Wisconsin was hit or miss on occasion with raising the crowd noise level to coincide with key plays. The most glaring example came on the only Illinois touchdown in what would be a 45-7 Wisconsin victory. The Badgers fumbled, Illini linebacker Tarique Barnes scooped it up and scored while the stadium was nearly silent and the Wisconsin players slow to react.
Kent Brown was studying up on how Wisconsin went about creating its gameday media protocols and atmosphere. Illinois’ associate athletic director for media relations will have to do the same this coming Saturday for Illinois’ home opener against Purdue — an 11 a.m. Halloween kickoff.
“Personally, it helps to see somebody else go through this before we have to deal with it next week,” Brown said. “We have a plan we think is going to work. I can see what they’re doing here. I don’t know if I’m going to have to tweak anything, but I can see how what we’re doing fits into what they’re doing here.”
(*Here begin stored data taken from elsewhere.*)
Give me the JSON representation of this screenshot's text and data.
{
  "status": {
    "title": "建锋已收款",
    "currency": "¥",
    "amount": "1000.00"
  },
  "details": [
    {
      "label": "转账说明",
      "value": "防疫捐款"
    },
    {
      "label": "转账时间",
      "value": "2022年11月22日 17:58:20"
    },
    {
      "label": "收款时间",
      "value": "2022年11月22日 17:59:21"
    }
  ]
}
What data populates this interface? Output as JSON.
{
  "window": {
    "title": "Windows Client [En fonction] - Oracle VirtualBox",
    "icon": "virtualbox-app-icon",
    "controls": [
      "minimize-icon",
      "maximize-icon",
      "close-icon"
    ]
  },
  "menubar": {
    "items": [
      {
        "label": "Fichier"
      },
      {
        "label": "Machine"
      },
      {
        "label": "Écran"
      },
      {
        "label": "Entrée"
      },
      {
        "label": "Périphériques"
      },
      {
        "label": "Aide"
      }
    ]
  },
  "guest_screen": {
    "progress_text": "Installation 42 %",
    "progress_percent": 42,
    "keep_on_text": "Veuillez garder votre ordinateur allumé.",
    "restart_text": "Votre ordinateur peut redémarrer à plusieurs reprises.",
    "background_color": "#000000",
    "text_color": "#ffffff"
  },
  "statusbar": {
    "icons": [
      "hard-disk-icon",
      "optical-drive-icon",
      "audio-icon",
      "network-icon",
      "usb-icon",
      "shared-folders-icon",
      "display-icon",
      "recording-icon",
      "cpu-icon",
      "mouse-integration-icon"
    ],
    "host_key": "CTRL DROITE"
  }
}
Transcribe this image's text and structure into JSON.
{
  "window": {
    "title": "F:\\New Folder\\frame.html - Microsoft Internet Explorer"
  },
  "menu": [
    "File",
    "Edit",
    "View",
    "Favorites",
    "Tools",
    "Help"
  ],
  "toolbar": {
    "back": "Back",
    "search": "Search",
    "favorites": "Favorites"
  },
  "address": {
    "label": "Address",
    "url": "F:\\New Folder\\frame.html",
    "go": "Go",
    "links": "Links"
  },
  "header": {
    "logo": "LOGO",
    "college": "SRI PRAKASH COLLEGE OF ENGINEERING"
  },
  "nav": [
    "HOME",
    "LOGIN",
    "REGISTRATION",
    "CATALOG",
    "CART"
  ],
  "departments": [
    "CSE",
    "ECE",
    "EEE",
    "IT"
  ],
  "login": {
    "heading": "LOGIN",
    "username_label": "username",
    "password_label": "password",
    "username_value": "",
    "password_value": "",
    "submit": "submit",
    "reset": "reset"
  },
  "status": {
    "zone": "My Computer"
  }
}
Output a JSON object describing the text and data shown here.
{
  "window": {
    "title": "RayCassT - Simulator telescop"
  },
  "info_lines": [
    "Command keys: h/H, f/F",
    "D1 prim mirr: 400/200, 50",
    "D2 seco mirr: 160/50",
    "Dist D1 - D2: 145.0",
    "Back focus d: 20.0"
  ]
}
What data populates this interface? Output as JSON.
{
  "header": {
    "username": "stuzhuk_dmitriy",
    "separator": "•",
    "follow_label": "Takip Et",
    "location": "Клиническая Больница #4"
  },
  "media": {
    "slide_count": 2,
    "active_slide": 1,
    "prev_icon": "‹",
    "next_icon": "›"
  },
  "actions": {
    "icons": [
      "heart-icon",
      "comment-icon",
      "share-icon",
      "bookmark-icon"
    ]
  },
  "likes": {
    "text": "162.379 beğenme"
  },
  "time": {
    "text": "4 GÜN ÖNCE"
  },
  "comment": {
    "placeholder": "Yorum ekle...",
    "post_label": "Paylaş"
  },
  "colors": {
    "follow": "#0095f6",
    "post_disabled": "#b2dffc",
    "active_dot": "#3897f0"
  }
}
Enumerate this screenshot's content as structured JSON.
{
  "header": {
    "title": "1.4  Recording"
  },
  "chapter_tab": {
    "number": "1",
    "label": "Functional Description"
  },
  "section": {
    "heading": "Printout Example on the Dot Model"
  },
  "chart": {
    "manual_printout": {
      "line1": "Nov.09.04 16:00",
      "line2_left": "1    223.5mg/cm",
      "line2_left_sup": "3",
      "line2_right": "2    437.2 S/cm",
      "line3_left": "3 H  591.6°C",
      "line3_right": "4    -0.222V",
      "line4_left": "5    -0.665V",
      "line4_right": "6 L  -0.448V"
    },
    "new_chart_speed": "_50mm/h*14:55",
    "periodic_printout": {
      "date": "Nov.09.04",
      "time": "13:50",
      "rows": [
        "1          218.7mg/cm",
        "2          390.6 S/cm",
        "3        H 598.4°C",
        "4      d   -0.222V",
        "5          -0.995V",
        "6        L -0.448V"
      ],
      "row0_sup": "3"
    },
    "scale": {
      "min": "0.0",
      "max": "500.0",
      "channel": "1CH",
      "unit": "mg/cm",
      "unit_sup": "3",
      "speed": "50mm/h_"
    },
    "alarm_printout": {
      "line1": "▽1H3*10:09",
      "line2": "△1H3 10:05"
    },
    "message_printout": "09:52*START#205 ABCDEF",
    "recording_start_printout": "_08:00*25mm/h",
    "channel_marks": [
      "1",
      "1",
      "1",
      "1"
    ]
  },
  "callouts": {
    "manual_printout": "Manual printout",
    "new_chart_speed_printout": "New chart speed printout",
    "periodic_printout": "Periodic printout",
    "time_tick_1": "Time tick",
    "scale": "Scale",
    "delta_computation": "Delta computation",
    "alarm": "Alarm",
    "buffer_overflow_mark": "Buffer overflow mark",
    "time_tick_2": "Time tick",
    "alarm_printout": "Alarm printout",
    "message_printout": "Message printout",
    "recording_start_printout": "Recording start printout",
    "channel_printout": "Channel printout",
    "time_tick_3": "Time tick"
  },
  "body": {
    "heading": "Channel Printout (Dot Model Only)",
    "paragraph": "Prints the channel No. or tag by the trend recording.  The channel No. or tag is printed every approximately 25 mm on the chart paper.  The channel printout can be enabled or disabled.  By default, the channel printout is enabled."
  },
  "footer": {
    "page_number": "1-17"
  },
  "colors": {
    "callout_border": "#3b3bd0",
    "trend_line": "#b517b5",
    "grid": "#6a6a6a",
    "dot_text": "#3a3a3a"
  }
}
A road game to start the season, of course, had its own quirks and challenges. The Illinois football team stayed at the Madison Marriott West in Middleton, Wis. The Illini were the only occupants at the hotel and had an easy 7-mile drive to Camp Randall with zero gameday traffic to fight. The police escort probably wasn’t even necessary.
Other gameday differences included a socially-distanced radio crew of Brian Barnhart and Martin O’Donnell on the Fighting Illini Sports Network with plexiglass partitions in the booth.
“We had some of the sound effects on the field from the TV and also a crowd mic we typically have that picked up whatever crowd noise they were creating,” Barnhart said. “The mix of those two sounded really good. As a play-by-play announcer, I’m focusing on the actual plays. To me, it sounded like a normal game, even though, obviously looking around, there was nobody there. (Ed Bond) did a really good job on his engineering end of making it all sound as realistic as possible.”
The DIA also provided pool photography since media field access was forbidden.
The postgame setup was also different — all on Zoom, of course — with Illinois football equipment crew taking over what was typically the interview room so the team could spread out more. A smaller room with enough space for a table, chair and computer next to Illinois football coach Lovie Smith’s locker room served as the Illini’s postgame headquarters.
“That’s all kind of the normal this year and what we’ll be dealing with,” Brown said.